Flexible Super Computer On-A-Chip
A revolutionary processor package that changes its architecture to adapt to the demands of different computing tasks exceeded all expectations in recent trials.
MONARCH: the architecture is flexible. (Credit: Image courtesy of USC Information Sciences Institute)
MONARCH (Morphable Networked Micro-Architecture) system designed by the USC Information Sciences Institute and Raytheon suits applications such as space radar and video processing, but also smart cars and highways, medical imaging, as well as GPS jamming for the military.
An ISI group headed by John Granacki developed the MONARCH architecture, working with the Advanced Concepts and Technology group of Raytheon Space and Airborne Systems on a contract from DARPA.
Granacki is director of the Advanced Systems Division at ISI, and Research Associate Professor of Electrical Engineering Systems and Biomedical Engineering in the USC Viterbi School of Engineering.

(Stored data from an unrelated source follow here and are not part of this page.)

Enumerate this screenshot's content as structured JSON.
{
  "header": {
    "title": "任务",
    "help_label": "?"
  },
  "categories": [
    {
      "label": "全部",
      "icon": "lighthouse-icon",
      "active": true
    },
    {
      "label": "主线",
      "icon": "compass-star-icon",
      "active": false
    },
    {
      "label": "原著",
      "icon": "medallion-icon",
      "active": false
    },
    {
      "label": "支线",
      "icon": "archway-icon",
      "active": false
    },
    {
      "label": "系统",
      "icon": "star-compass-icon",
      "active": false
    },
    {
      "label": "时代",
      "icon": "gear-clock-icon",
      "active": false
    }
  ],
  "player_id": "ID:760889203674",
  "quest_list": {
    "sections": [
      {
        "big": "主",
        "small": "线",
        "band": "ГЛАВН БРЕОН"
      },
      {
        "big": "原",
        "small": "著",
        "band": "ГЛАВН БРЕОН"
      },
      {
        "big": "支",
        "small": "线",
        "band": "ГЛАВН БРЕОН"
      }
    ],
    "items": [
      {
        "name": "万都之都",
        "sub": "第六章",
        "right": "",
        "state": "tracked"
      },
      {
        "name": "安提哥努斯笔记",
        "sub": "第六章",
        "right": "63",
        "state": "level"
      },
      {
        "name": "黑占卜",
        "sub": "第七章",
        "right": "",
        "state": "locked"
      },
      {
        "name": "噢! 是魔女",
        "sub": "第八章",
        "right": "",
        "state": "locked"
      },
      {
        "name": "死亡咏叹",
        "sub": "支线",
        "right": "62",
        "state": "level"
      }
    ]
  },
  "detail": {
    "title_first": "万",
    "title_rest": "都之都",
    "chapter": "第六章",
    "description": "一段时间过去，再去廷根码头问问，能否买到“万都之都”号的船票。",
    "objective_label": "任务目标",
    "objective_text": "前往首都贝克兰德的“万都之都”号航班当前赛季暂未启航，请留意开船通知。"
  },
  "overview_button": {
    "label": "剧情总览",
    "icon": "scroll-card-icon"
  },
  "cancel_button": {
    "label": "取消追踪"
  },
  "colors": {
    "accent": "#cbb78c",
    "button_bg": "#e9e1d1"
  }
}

“Polymorphic capability” and “super efficiency” are the key labels of the structure. “What we have been creating is essentially a supercomputer on a chip,” he said, “and not just a supercomputer, but a flexible supercomputer that reconfigures itself into the optimal supercomputer for each specific part of a multi-part task.”
This flexibility means MONARCH allows a significant reduction of the amount of hardware (and therefore power) required for computing systems, while still achieving extremely high (teraflop) throughput. Because of the memory integrated on the chip, very small systems may be implemented with only a single MONARCH device. For larger implementations, hardware demand is further reduced by MONARCH’s ability to “morph” devices to so they can perform downstream tasks instead of sitting idle while waiting for fresh input
In preliminary tests in the Phase III evaluation, a prototype system consisting of just one of the new devices provided sustained throughput of 64 gigaflops (floating point operations per second) with more than 60 gigabytes per second of memory bandwidth and more than 43 gigabytes per second of off-chip data bandwidth.
In power-efficiency “MONARCH outperformed the Intel quad-core Xeon chip by a factor of 10,” said Michael Vahey, Raytheon’s principal investigator for the project.